Effectivement, je me dis qu’on n’a jamais été aussi proche. On disait du mal de moi à une époque et tout le monde se range maintenant de mon coté. Hayatou balançait sur moi en disant que je n’étais pas patriote car je demandais plus d’organisation. Mais aujourd’hui, tout le monde lui tombe dessus car on voit que si ce type avait de la compétence, le pays ne serait pas si désorganisé. Si on a pu gagner dans le désordre, comme il le dit, pourquoi ne pas s’organiser pour gagner plus ?
« Je vais pouvoir être candidat et je vais pouvoir gagner »
Que faut-il faire aujourd’hui ?
Nous avons d’abord un problème de textes car dans nos textes, les délégués qui viennent à l’assemblée générale ne viennent pas du foot. Sur neuf délégués, il n’y en a qu’un seul qui est président de club.
Que font les autres ?
Ils viennent de nulle part, de la corruption. Ils font que notre foot ne marche pas. Ils ne sont ni joueurs, ni arbitres, ni entraîneurs, encore moins présidents de club. Depuis si longtemps, je fais remarquer que les textes ne sont pas bons.
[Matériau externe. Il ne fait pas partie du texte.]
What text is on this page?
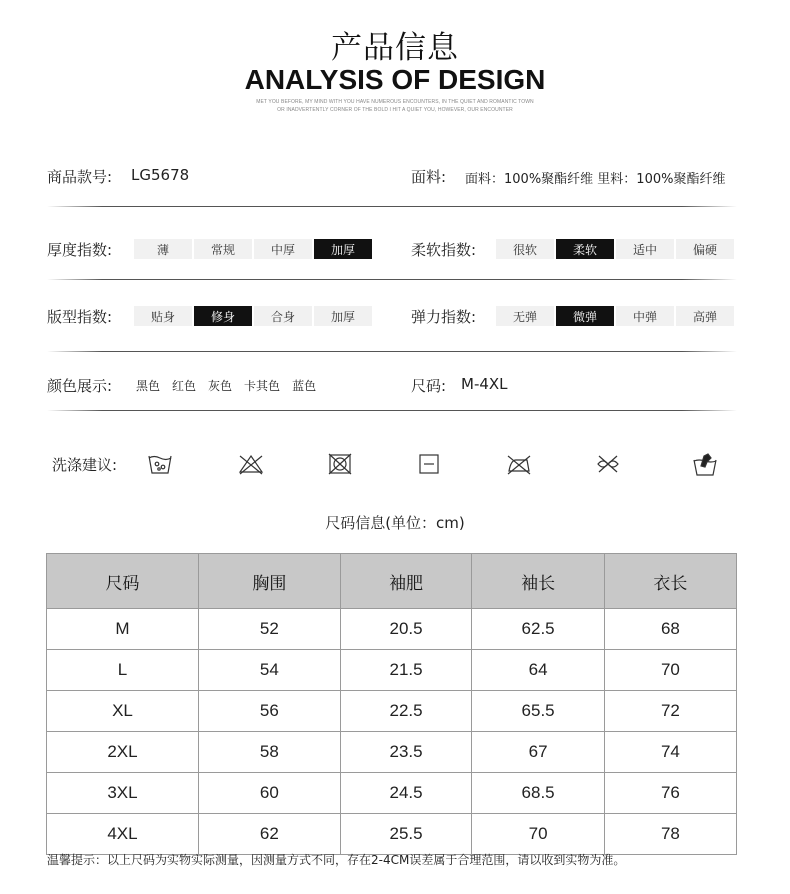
产品信息
ANALYSIS OF DESIGN
MET YOU BEFORE, MY MIND WITH YOU HAVE NUMEROUS ENCOUNTERS, IN THE QUIET AND ROMANTIC TOWN
OR INADVERTENTLY CORNER OF THE BOLD I HIT A QUIET YOU, HOWEVER, OUR ENCOUNTER
商品款号: LG5678	面料: 面料：100%聚酯纤维 里料：100%聚酯纤维
厚度指数:	薄	常规	中厚	加厚	柔软指数:	很软	柔软	适中	偏硬
版型指数:	贴身	修身	合身	加厚	弹力指数:	无弹	微弹	中弹	高弹
颜色展示: 黑色 红色 灰色 卡其色 蓝色	尺码: M-4XL
洗涤建议:
尺码信息(单位：cm)
尺码	胸围	袖肥	袖长	衣长
M	52	20.5	62.5	68
L	54	21.5	64	70
XL	56	22.5	65.5	72
2XL	58	23.5	67	74
3XL	60	24.5	68.5	76
4XL	62	25.5	70	78
温馨提示：以上尺码为实物实际测量，因测量方式不同，存在2-4CM误差属于合理范围，请以收到实物为准。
Car le président de la fédération fait voter des gens qui dépendent de lui ! S’il désigne ses électeurs, il ne peut pas être mis en minorité. In fine, les clubs de foot sont en minorité dans leur propre assemblée. Donc la corruption ne peut que prospérer. Ces gars-là sont obligés d’être corruptibles car ils ne peuvent pas aller contre leurs propres intérêts. Si ceux qui votent ne sont pas dans des clubs, ils se contentent de backchich. Si on fait venir le boucher du coin, le maçon, le charpentier, le berger… Ces gens-là qui n’ont rien dans le foot vont se contenter de 1000 euros alors qu’au club, il devrait donner beaucoup plus.
Avez-vous l’espoir d’un changement ?
Oui, j’ai de l’espoir. La FIFA a été obligée de se mouiller. C’est devenu grotesque et grossier. Et ça a réveillé le patriotisme du Camerounais qui se dit : » Comment on a pu se faire berner comme ça ? » Et puis les officiels et les politiques ont entendu le gouverneur de la région dire : « si vous aviez écouté ce monsieur (Bell), on n’en serait pas là ». Tout le monde a ouvert les yeux, ces gens n’étaient pas là pour le foot mais pour voler l’argent du foot. Quand un président de fédération se vante plus de la construction de son nouveau siège que du nombre de ses licenciés… On sait d’ailleurs que c’est dans le BTP qu’on peut voler aussi… La Fédération n’est pas une société immobilière, non ? Quand on va à la FFF, on met en avant le nombre de bâtiments ou de licenciés ? Alors dire : J’ai bien travaillé, je construis un nouveau siège. Mais des équipes de deuxième division jouent pieds nus ! Et oui, on a des footballeurs qui jouent pieds nus chez nous.
Vous pouvez peut-être prendre enfin du pouvoir ?
On m’a dit que je parlais mais que je n’étais pas candidat. Mais pourquoi voulez-vous que je sois candidat dans une élection où je n’ai aucune chance ? Une fois qu’on refait les textes et que la parole est donnée exclusivement aux gens qui font le foot, là oui, ça m’intéresse. En 96, j’ai été candidat, j’ai parlé de programme de foot à des gens qui s’en moquaient. Je peux proposer un programme de développement. Je vais pouvoir être candidat et je vais pouvoir gagner car je parlerai le langage du foot à des gens du foot.